Homes have become are more valuable than ever with people working, attending classes remotely, eating, doing recreational activities and, in general, spending far more time time in their houses compared to before COVID-19 struck.
With the pandemic having dominated the past year, homes have played a larger role than perhaps ever before. More Americans want to build their own house, and that has offered a bright future for the building industry.
But there has been a problem that slowed home purchases – high lumber prices.
Dallas Builders Association Executive Officer Phil Crone said lumber prices have skyrocketed, increasing 180% since spring 2020. That has raised the average price of a new, single-family home by $24,000.
“Fueled by record low mortgage rates and demand induced by the newfound importance of home, all of the ingredients are there for 2021 to set an all-time regional record for housing starts,” Crone wrote in an essay for the DBA website. “Significant headwinds facing the market may imperil attainment of the 52,000 housing starts we would otherwise [expect]. More important, though, skyrocketing lumber prices are quickly taking many of those homes out of reach for thousands of families.”

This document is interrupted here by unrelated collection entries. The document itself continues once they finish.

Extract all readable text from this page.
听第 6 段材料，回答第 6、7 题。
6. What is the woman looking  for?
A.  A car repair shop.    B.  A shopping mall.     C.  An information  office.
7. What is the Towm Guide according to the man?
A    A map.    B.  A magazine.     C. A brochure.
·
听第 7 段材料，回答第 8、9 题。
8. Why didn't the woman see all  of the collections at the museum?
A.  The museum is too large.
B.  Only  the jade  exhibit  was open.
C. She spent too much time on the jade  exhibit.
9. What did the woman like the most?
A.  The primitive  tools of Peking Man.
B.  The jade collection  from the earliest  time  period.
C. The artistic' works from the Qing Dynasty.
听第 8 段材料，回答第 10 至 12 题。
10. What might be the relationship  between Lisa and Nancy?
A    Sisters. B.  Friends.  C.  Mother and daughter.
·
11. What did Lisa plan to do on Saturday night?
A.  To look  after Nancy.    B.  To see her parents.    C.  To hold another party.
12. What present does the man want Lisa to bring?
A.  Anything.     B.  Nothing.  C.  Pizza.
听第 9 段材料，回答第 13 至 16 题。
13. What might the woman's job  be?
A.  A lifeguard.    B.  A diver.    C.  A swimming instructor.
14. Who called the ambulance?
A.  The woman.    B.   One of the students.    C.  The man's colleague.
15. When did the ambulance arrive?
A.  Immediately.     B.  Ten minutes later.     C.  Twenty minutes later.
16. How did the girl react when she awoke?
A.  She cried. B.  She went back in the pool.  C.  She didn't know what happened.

He said a report from the Texas A&M Real Estate Center notes there is clear link between rising costs and home purchases. The report says a $1,000 cost increase prevents 20,000 Texas families from affording a new single-family home.

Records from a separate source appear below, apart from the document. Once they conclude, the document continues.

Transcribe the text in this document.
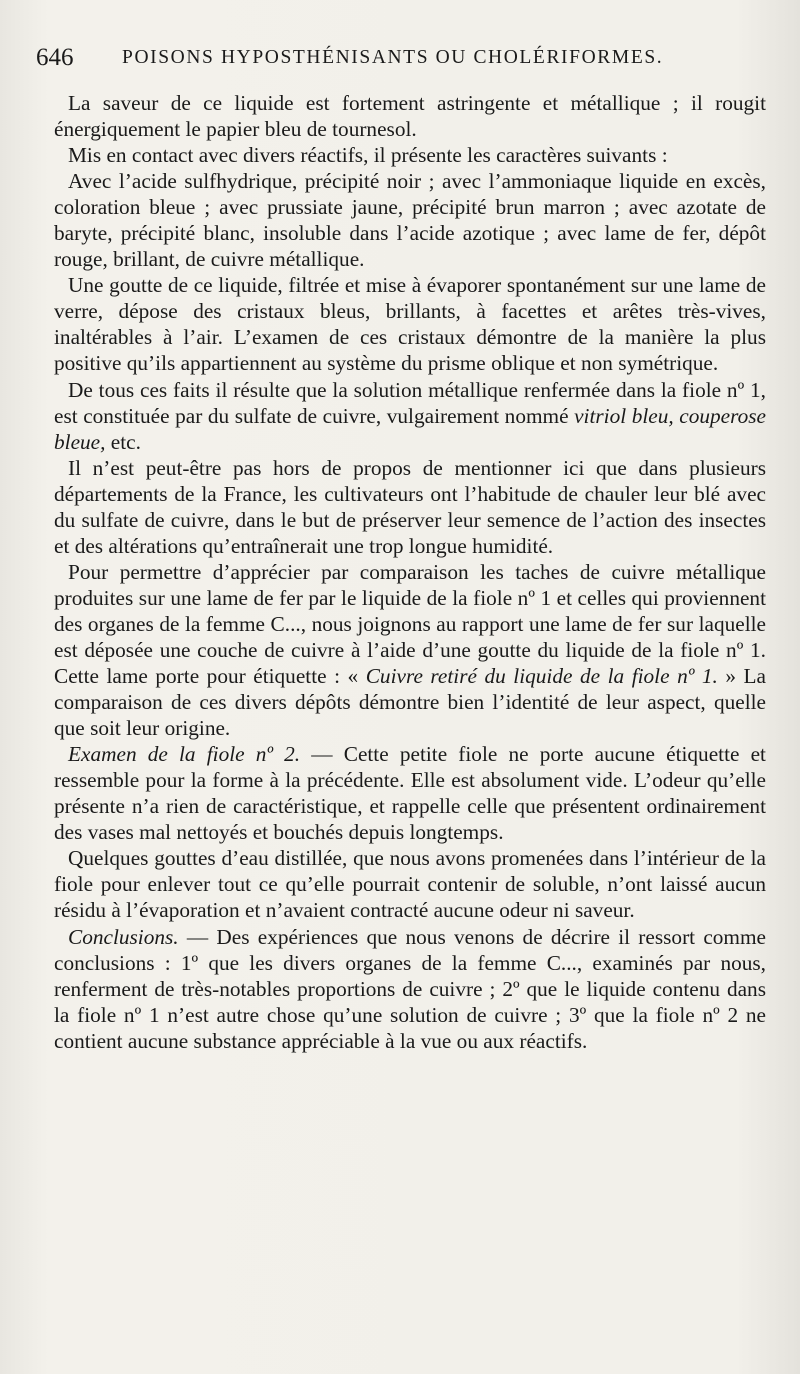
646 POISONS HYPOSTHÉNISANTS OU CHOLÉRIFORMES.

La saveur de ce liquide est fortement astringente et métallique ; il rougit énergiquement le papier bleu de tournesol.

Mis en contact avec divers réactifs, il présente les caractères suivants :

Avec l’acide sulfhydrique, précipité noir ; avec l’ammoniaque liquide en excès, coloration bleue ; avec prussiate jaune, précipité brun marron ; avec azotate de baryte, précipité blanc, insoluble dans l’acide azotique ; avec lame de fer, dépôt rouge, brillant, de cuivre métallique.

Une goutte de ce liquide, filtrée et mise à évaporer spontanément sur une lame de verre, dépose des cristaux bleus, brillants, à facettes et arêtes très-vives, inaltérables à l’air. L’examen de ces cristaux démontre de la manière la plus positive qu’ils appartiennent au système du prisme oblique et non symétrique.

De tous ces faits il résulte que la solution métallique renfermée dans la fiole nº 1, est constituée par du sulfate de cuivre, vulgairement nommé vitriol bleu, couperose bleue, etc.

Il n’est peut-être pas hors de propos de mentionner ici que dans plusieurs départements de la France, les cultivateurs ont l’habitude de chauler leur blé avec du sulfate de cuivre, dans le but de préserver leur semence de l’action des insectes et des altérations qu’entraînerait une trop longue humidité.

Pour permettre d’apprécier par comparaison les taches de cuivre métallique produites sur une lame de fer par le liquide de la fiole nº 1 et celles qui proviennent des organes de la femme C..., nous joignons au rapport une lame de fer sur laquelle est déposée une couche de cuivre à l’aide d’une goutte du liquide de la fiole nº 1. Cette lame porte pour étiquette : « Cuivre retiré du liquide de la fiole nº 1. » La comparaison de ces divers dépôts démontre bien l’identité de leur aspect, quelle que soit leur origine.

Examen de la fiole nº 2. — Cette petite fiole ne porte aucune étiquette et ressemble pour la forme à la précédente. Elle est absolument vide. L’odeur qu’elle présente n’a rien de caractéristique, et rappelle celle que présentent ordinairement des vases mal nettoyés et bouchés depuis longtemps.

Quelques gouttes d’eau distillée, que nous avons promenées dans l’intérieur de la fiole pour enlever tout ce qu’elle pourrait contenir de soluble, n’ont laissé aucun résidu à l’évaporation et n’avaient contracté aucune odeur ni saveur.

Conclusions. — Des expériences que nous venons de décrire il ressort comme conclusions : 1º que les divers organes de la femme C..., examinés par nous, renferment de très-notables proportions de cuivre ; 2º que le liquide contenu dans la fiole nº 1 n’est autre chose qu’une solution de cuivre ; 3º que la fiole nº 2 ne contient aucune substance appréciable à la vue ou aux réactifs.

Crone told Dallas Express there are many elements to the increase, including mills lowering production. The building industry misread the market, he said, but there was a reason.
Housing starts and remodels had declined in late 2019 and early 2020, he said. When the pandemic arrived, the initial reaction was to produce less timber.

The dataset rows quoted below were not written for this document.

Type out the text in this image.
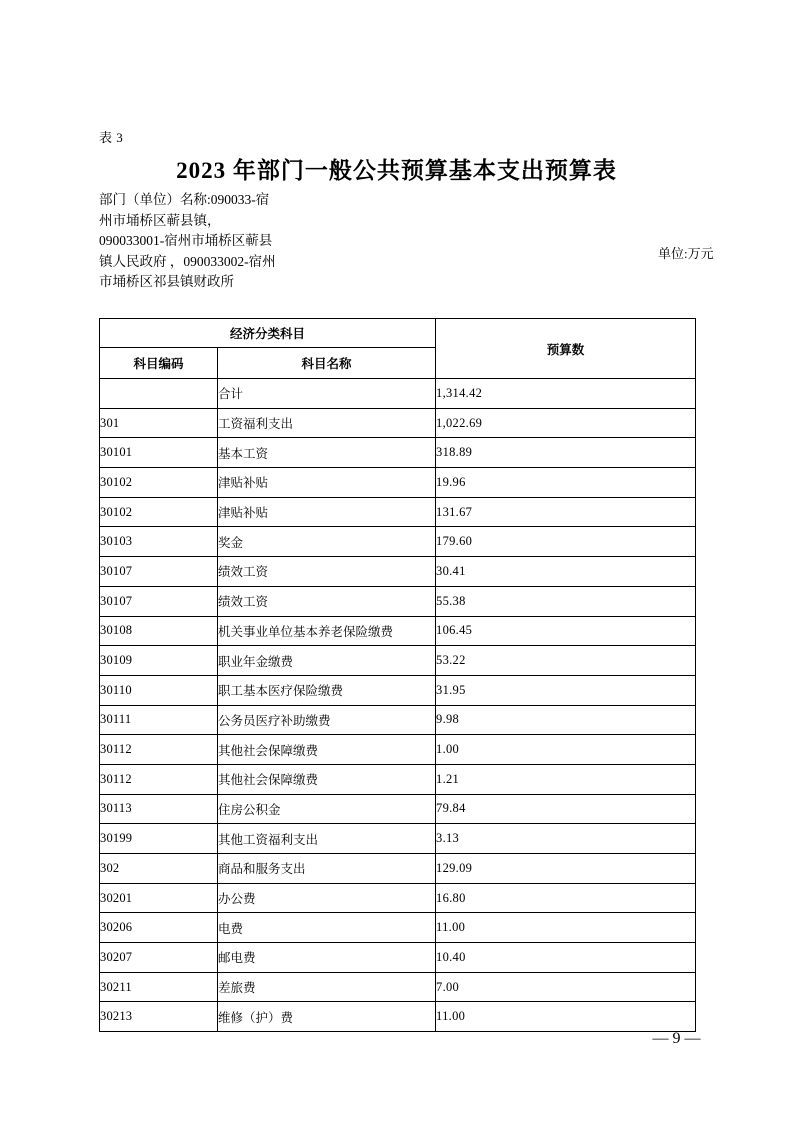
表 3
2023 年部门一般公共预算基本支出预算表
部门（单位）名称:090033-宿州市埇桥区蕲县镇，090033001-宿州市埇桥区蕲县镇人民政府 ，090033002-宿州市埇桥区祁县镇财政所
单位:万元
经济分类科目		预算数
科目编码	科目名称	
	合计	1,314.42
301	工资福利支出	1,022.69
30101	基本工资	318.89
30102	津贴补贴	19.96
30102	津贴补贴	131.67
30103	奖金	179.60
30107	绩效工资	30.41
30107	绩效工资	55.38
30108	机关事业单位基本养老保险缴费	106.45
30109	职业年金缴费	53.22
30110	职工基本医疗保险缴费	31.95
30111	公务员医疗补助缴费	9.98
30112	其他社会保障缴费	1.00
30112	其他社会保障缴费	1.21
30113	住房公积金	79.84
30199	其他工资福利支出	3.13
302	商品和服务支出	129.09
30201	办公费	16.80
30206	电费	11.00
30207	邮电费	10.40
30211	差旅费	7.00
30213	维修（护）费	11.00
— 9 —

But as people spent more time at home, the demand for improved houses and new dwellings actually rose, Crone said. Without enough lumber to meet the demand, prices jumped.
Political realities also played a part in the problem.
“It goes back to some tariffs that were put in place by the [Trump] administration that were kind of based on the promise that this would allow domestic suppliers to be more competitive and for them to produce more lumber,” Crone told Dallas Express. “And then going into the pandemic times, they didn’t increase production when time and time again, quarter after quarter, it was obvious that the demand was there. And they didn’t have, with the tariffs and the other related difficulties, there wasn’t a lot of incentive for them or there wasn’t a lot of competition from abroad, the lumber perspective.”
He added, “So as not to let a good crisis go to waste, they’ve been able to slow-play things on the supply side and, correspondingly, prices have gone up and that’s really impacted the consumer.”
He said the fourth quarter of 2020 was the best final quarter on record for housing starts, with 13,000 according to Zonda. It was the fourth highest quarter ever for the Dallas-Fort Worth region.
“Month after month, quarter after quarter, the signs were crystal clear, the trends were glaringly obvious, yet most lumber mills blundered along producing way short of capacity,” Crone wrote. “Many were only running two of three possible shifts in a time of rampant unemployment. Something stinks here.”
American lumber producers had lobbied for the tariffs, Crone said. In August, the World Trade Organization said the USA lacked factual justification for the high tariffs.
The tariff was cut from 20% to 9% in December. That was hailed by National Association of Home Builders Chairman Chuck Fowke.
“The Commerce Department’s action to reduce duties from more than 20% to 9% on softwood lumber shipments from Canada into the U.S. is a positive development, but more needs to be done,” Fowke said in a release. “Tariffs have contributed to unprecedented price volatility in the lumber market in 2020, leading to upward pressure on prices and harming housing affordability for American consumers. The U.S. needs to work with Canada to end the tariffs and achieve a long-term, stable solution in lumber trade that provides for a consistent and fairly priced supply of lumber.”
Zonda chief economist Ali Wolf said with the rising lumber prices and a shortage of available land, new U.S. home sales are projected to rise 5% this year compared to nearly a 20% increase from 2019 to 2020.
Crone said it has put the Dallas market in an especially vulnerable position.
“And just to put it in a nutshell, if you look at wages as compared to the median price of the new home, the housing prices have gone up at twice the rate of wages over the last 10 years,” he said. “And that’s why this lumber issue, it’s hit the Dallas market as hard, if not harder, than any other market in the country. [That’s] because we depend so much on affordability and sustainability to attract jobs here and really be what we’ve been with the magnet of job growth over the last 10 years or more.”
Crone, an Indiana native who earned a law degree at Southern Methodist University, has been with the Dallas Builders Association for 15 years and has been the executive officer for eight years.